In Biddle Estate, 82 D. & C. 536, the Orphans’ Court of Delaware County held that the remainder-man’s election to pay after death of the life tenant came too late, even though still within one year of decedent’s death. Since no payment whatsoever was *7made on the remainder interest until after the death of life tenant, the Commonwealth was entitled to reappraise the remainder as of the date of the life tenant’s death.

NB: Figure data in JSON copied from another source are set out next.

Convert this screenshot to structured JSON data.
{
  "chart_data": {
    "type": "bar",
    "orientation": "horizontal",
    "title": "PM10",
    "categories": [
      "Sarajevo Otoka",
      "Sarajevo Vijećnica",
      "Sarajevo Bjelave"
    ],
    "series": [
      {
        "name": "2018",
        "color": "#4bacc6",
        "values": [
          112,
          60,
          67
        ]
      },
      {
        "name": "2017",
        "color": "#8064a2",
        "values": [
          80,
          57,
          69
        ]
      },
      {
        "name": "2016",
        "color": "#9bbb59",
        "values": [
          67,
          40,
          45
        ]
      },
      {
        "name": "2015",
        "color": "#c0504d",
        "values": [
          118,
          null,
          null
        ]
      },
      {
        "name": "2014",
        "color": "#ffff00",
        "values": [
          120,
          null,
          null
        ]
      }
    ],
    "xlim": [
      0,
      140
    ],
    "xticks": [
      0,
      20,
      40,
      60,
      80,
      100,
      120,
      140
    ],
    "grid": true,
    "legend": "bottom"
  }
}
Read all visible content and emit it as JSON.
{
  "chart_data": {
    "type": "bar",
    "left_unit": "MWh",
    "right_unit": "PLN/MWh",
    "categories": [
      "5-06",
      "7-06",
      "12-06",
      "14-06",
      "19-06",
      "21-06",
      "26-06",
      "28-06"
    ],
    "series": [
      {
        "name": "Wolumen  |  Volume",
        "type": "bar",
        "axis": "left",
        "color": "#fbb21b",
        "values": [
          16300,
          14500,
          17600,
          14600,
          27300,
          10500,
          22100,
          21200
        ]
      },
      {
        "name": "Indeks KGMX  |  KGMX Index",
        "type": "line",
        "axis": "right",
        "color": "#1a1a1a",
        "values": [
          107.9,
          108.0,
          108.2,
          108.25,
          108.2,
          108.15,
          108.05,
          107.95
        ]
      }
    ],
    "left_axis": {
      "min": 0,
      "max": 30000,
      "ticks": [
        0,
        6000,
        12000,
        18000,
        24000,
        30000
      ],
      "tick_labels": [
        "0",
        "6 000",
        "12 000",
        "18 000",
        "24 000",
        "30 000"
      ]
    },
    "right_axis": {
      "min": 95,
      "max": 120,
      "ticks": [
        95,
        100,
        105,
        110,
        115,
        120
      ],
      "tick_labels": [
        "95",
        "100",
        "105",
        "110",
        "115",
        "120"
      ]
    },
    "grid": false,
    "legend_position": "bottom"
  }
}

In the instant case the executors have not claimed any right to the 5% discount available for payment of inheritance tax within three months of decedent’s death under section 38, 72 PS §2442, but, as cogently suggested by the Commonwealth, they, nineteen months after decedent’s death, would have just as much right to that discount as they would have to elect retroactively to pay tax on a deductible life tenancy and the remainder appraised as of decedent’s death. The time limitation for discount has been rigidly set at three months and there are no exceptions, “no excuse will avail, . . . the tax must' be paid within the three months, or no discount will be allowed.” Nicholson’s Estate, 300 Pa. 299, 302.

Likewise, section 3 sets forth just as rigidly the tax demands of the Commonwealth upon remainder-men. Unless payment, or election to pay, is made prior to the death of the life tenant no deduction for the value of the life tenancy can be taken from the tax assessed against the remainderman. This is proper for a deduction is allowed only on the theory that the remainderman is being deprived of the enjoyment of his inheritance while the life tenant lives: Ithaca Trust Co. etc. v. United States, 279 U.S. 151, 155; on his death, ownership of the remainder accrues and enjoyment begins.

It is not only important but mandatory under our Constitution (art. IX, sec. 1), that taxes be uniform. While taxing statutes are to be interpreted in favor of the taxpayer, whenever possible, equitable principles cannot be applied at the sacrifice of uniformity. There is always the danger of the appearance, if not the existence, of laxity or favoritism in tax enforce*8ment. These twin evils breed contempt for the collector, and instill a firm resolve to evade whenever possible.

If the Legislature desires to create an additional classification for remaindermen it is for them to say so, but for them to give the courts discretion in fixing in each instance the “reasonable time” for payment of taxes would doubtless introduce such confusion and uncertainty into tax collection as to violate the constitutional requirement of uniformity. A fortiori, in the absence of such statutory authorization, this court is without power to extend the prepayment period for a “reasonable time”.

The exceptions of the Commonwealth are sustained and the assessments appealed from are reinstated.